3) Sivil toplum kuruluşlarının tüm hazırlıklarını tamamlaması: Mahalle afet gönüllü sistemlerinin kurulmuş, tüm mahallelerde hayata geçirilmiş, devlete ait olan arama kurtarma kuruluşuyla her sene tatbikatlara katılıyor olmaları gerekiyor. Ayrıca deprem sonrası ihtiyaçları gidermek için faaliyet gösteren STK’ların (insani yardım ve psikolojik destek konusunda faaliyet gösteren STK’lar gibi) devletle koordineli hareket edecek şekilde tüm hazırlıklarını tamamlamış olmaları gerekiyor. Tüm STK’ların afetlerde tek bir koldan hareket edilebilmeleri için de sistematik bir şekilde organize olmaları lazım. Bunun için daha önce Afet Platformu’nda ele aldığımız Bağışları Yönetme Platformu’nun hazırlanması ve kullanılmaya başlanması gerekiyor. Aynı şekilde bir başka önemli alan olan deprem sonrası ruhsal sağlık konusunun üzerine sistematik bir şekilde gidebilmek için; psikolog/psikiyatrist atama/yönlendirme programının kodlanması ve devlet kuruluşlarıyla entegre bir şekilde işlev kazanması lazım.

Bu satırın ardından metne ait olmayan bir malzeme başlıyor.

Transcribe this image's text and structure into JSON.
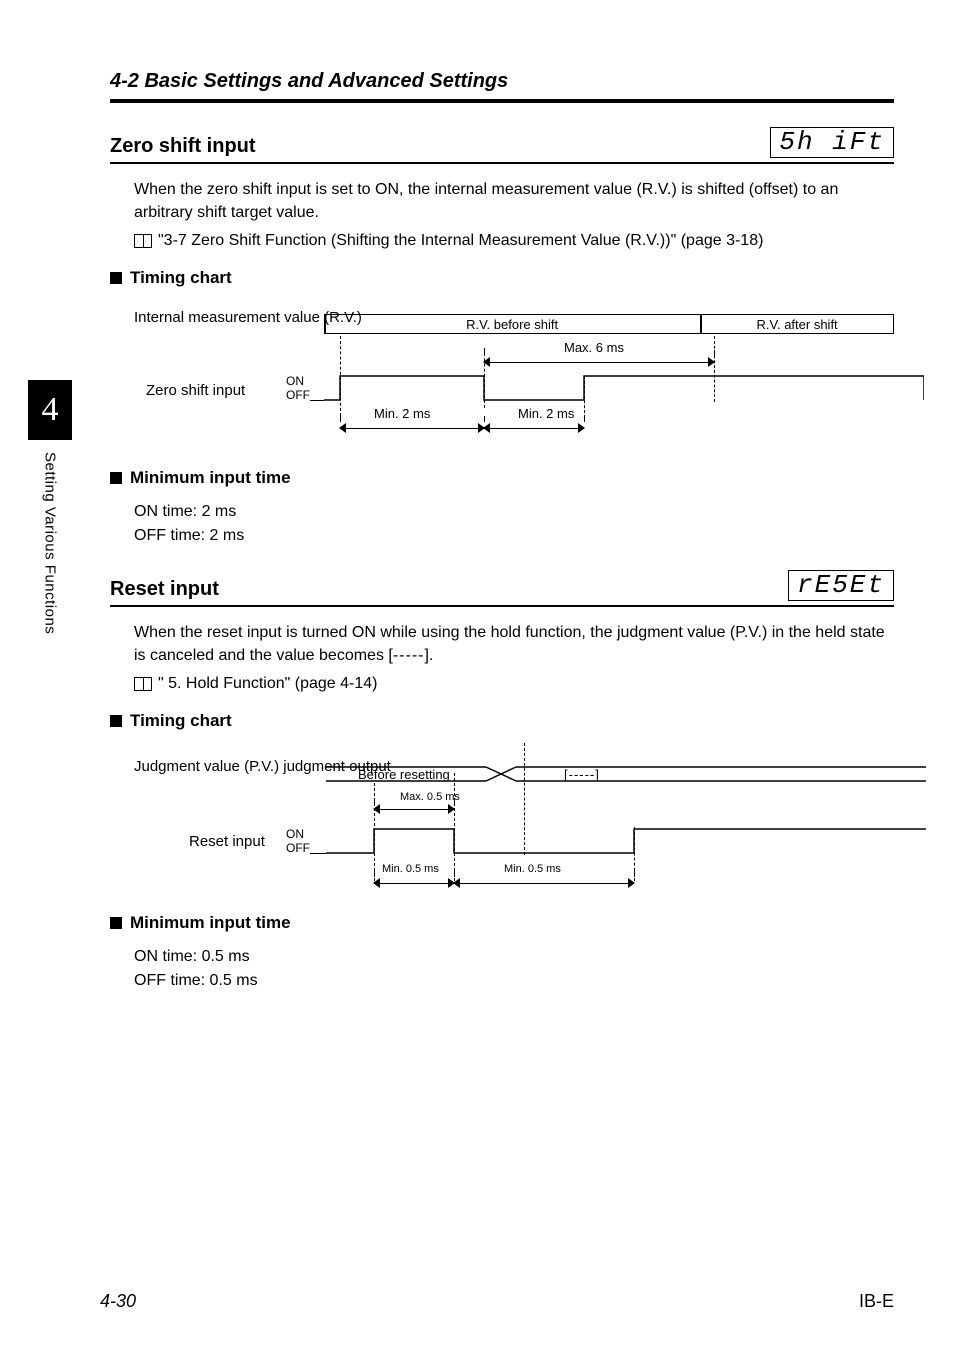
{
  "header": {
    "section": "4-2  Basic Settings and Advanced Settings"
  },
  "side": {
    "chapter_num": "4",
    "chapter_title": "Setting Various Functions"
  },
  "zero_shift": {
    "title": "Zero shift input",
    "seg": "5h iFt",
    "intro": "When the zero shift input is set to ON, the internal measurement value (R.V.) is shifted (offset) to an arbitrary shift target value.",
    "ref": "\"3-7 Zero Shift Function (Shifting the Internal Measurement Value (R.V.))\" (page 3-18)",
    "timing_title": "Timing chart",
    "min_title": "Minimum input time",
    "on_time": "ON time: 2 ms",
    "off_time": "OFF time: 2 ms",
    "chart": {
      "row_label": "Internal measurement value (R.V.)",
      "sig_label": "Zero shift input",
      "on": "ON",
      "off": "OFF",
      "before": "R.V. before shift",
      "after": "R.V. after shift",
      "max": "Max. 6 ms",
      "min_on": "Min. 2 ms",
      "min_off": "Min. 2 ms"
    }
  },
  "reset": {
    "title": "Reset input",
    "seg": "rE5Et",
    "intro_a": "When the reset input is turned ON while using the hold function, the judgment value (P.V.) in the held state is canceled and the value becomes [",
    "intro_dash": "-----",
    "intro_b": "].",
    "ref": "\" 5. Hold Function\" (page 4-14)",
    "timing_title": "Timing chart",
    "min_title": "Minimum input time",
    "on_time": "ON time: 0.5 ms",
    "off_time": "OFF time: 0.5 ms",
    "chart": {
      "row_label": "Judgment value (P.V.) judgment output",
      "sig_label": "Reset input",
      "on": "ON",
      "off": "OFF",
      "before": "Before resetting",
      "dashes": "[-----]",
      "max": "Max. 0.5 ms",
      "min_on": "Min. 0.5 ms",
      "min_off": "Min. 0.5 ms"
    }
  },
  "footer": {
    "left": "4-30",
    "right": "IB-E"
  }
}
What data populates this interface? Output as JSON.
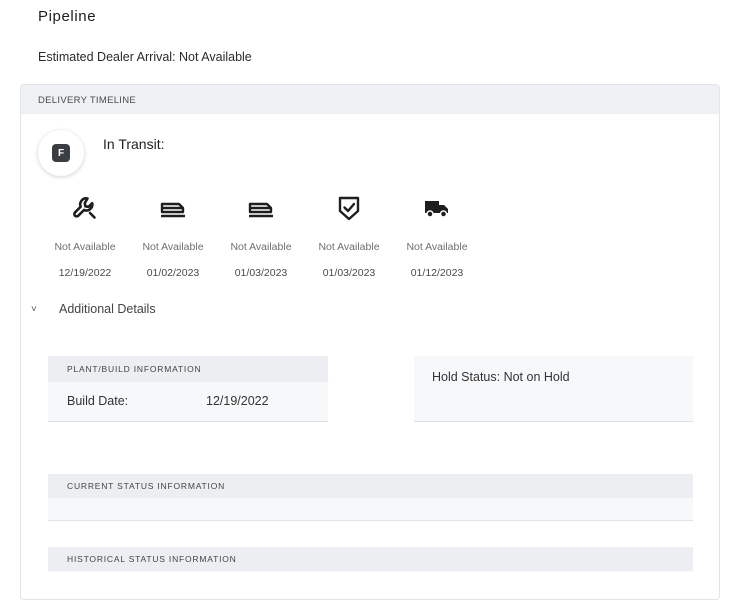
{
  "page": {
    "title": "Pipeline",
    "estimated_arrival": "Estimated Dealer Arrival: Not Available"
  },
  "timeline": {
    "header": "DELIVERY TIMELINE",
    "badge_letter": "F",
    "status_label": "In Transit:",
    "steps": [
      {
        "icon": "wrench-icon",
        "status": "Not Available",
        "date": "12/19/2022"
      },
      {
        "icon": "rail-car-icon",
        "status": "Not Available",
        "date": "01/02/2023"
      },
      {
        "icon": "rail-car-icon",
        "status": "Not Available",
        "date": "01/03/2023"
      },
      {
        "icon": "shield-check-icon",
        "status": "Not Available",
        "date": "01/03/2023"
      },
      {
        "icon": "truck-icon",
        "status": "Not Available",
        "date": "01/12/2023"
      }
    ]
  },
  "additional_details": {
    "label": "Additional Details",
    "plant": {
      "header": "PLANT/BUILD INFORMATION",
      "build_date_label": "Build Date:",
      "build_date_value": "12/19/2022"
    },
    "hold_status": "Hold Status: Not on Hold",
    "current_status_header": "CURRENT STATUS INFORMATION",
    "historical_status_header": "HISTORICAL STATUS INFORMATION"
  }
}
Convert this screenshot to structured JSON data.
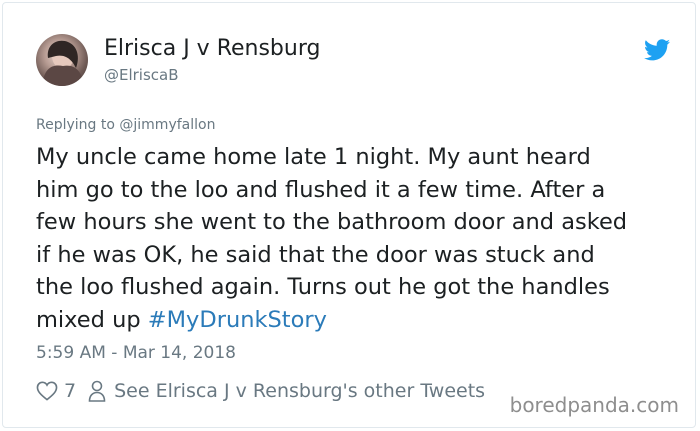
{
  "author": {
    "name": "Elrisca J v Rensburg",
    "handle": "@ElriscaB"
  },
  "reply": {
    "prefix": "Replying to",
    "mention": "@jimmyfallon"
  },
  "tweet": {
    "lines": [
      "My uncle came home late 1 night. My aunt heard",
      "him go to the loo and flushed it a few time. After a",
      "few hours she went to the bathroom door and asked",
      "if he was OK, he said that the door was stuck and",
      "the loo flushed again. Turns out he got the handles"
    ],
    "last_line_text": "mixed up",
    "hashtag": "#MyDrunkStory"
  },
  "timestamp": "5:59 AM - Mar 14, 2018",
  "actions": {
    "like_count": "7",
    "profile_link": "See Elrisca J v Rensburg's other Tweets"
  },
  "watermark": "boredpanda.com",
  "colors": {
    "twitter_blue": "#1da1f2",
    "hashtag": "#2b7bb9",
    "muted": "#697882"
  },
  "icons": [
    "twitter-bird-icon",
    "heart-icon",
    "person-icon"
  ]
}
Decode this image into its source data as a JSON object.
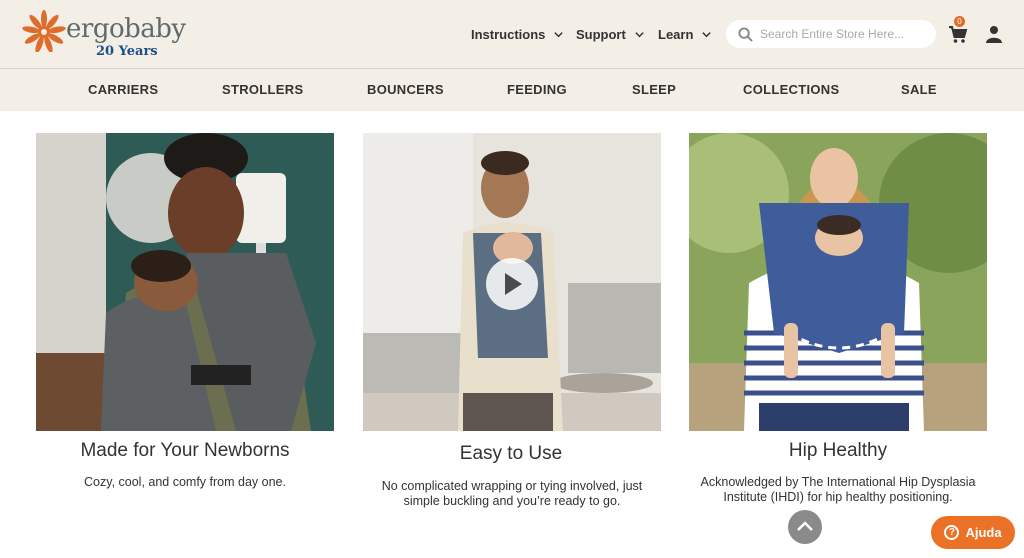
{
  "brand": {
    "name": "ergobaby",
    "tagline": "20 Years",
    "accent": "#e06c2c",
    "years_color": "#1c4f86"
  },
  "header": {
    "nav": [
      {
        "label": "Instructions"
      },
      {
        "label": "Support"
      },
      {
        "label": "Learn"
      }
    ],
    "search_placeholder": "Search Entire Store Here...",
    "cart_count": "0"
  },
  "categories": [
    "CARRIERS",
    "STROLLERS",
    "BOUNCERS",
    "FEEDING",
    "SLEEP",
    "COLLECTIONS",
    "SALE"
  ],
  "features": [
    {
      "title": "Made for Your Newborns",
      "text": "Cozy, cool, and comfy from day one."
    },
    {
      "title": "Easy to Use",
      "text_line1": "No complicated wrapping or tying involved, just",
      "text_line2": "simple buckling and you’re ready to go."
    },
    {
      "title": "Hip Healthy",
      "text_line1": "Acknowledged by The International Hip Dysplasia",
      "text_line2": "Institute (IHDI) for hip healthy positioning."
    }
  ],
  "help_button": {
    "label": "Ajuda",
    "color": "#ea7125"
  }
}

4) Özel sektörün tüm hazırlıklarını tamamlaması: Özel sektöre ait kuruluşlarda da arama kurtarma ekipleri kurulabilir, insani yardım çabalarına katkıda bulunabilirler. Bir de özel sektöre ait binalarda, kontroller sonrasında gerekiyorsa güçlendirmelerin hiç vakit kaybetmeden yapılması gerekir.

Uzun vadede tamamlanması gereken işler

1) Şehir Planlaması


Uçakla İstanbul’un üzerinden geçerken aşağıya baktığımızda içimiz acıyor. Harika tabiatın içini sanki oymuş, betonla doldurmuşuz gibi duruyor. Şehrin Anadolu yakasından Avrupa yakasına yer yer boşluk veya yeşil alan çok nadir bulunuyor. Silme betondan binalarla kaplı gibi çok çirkin bir görüntü var ve depremin boyutu 7’nin üzerine çıktığında bu binalarda neler yaşanabileceğini insan düşünmek bile istemiyor. Binadan kendini kurtaran vatandaşlarımızın da çoğu mahallede gidip sığınacakları açık alan bile yok.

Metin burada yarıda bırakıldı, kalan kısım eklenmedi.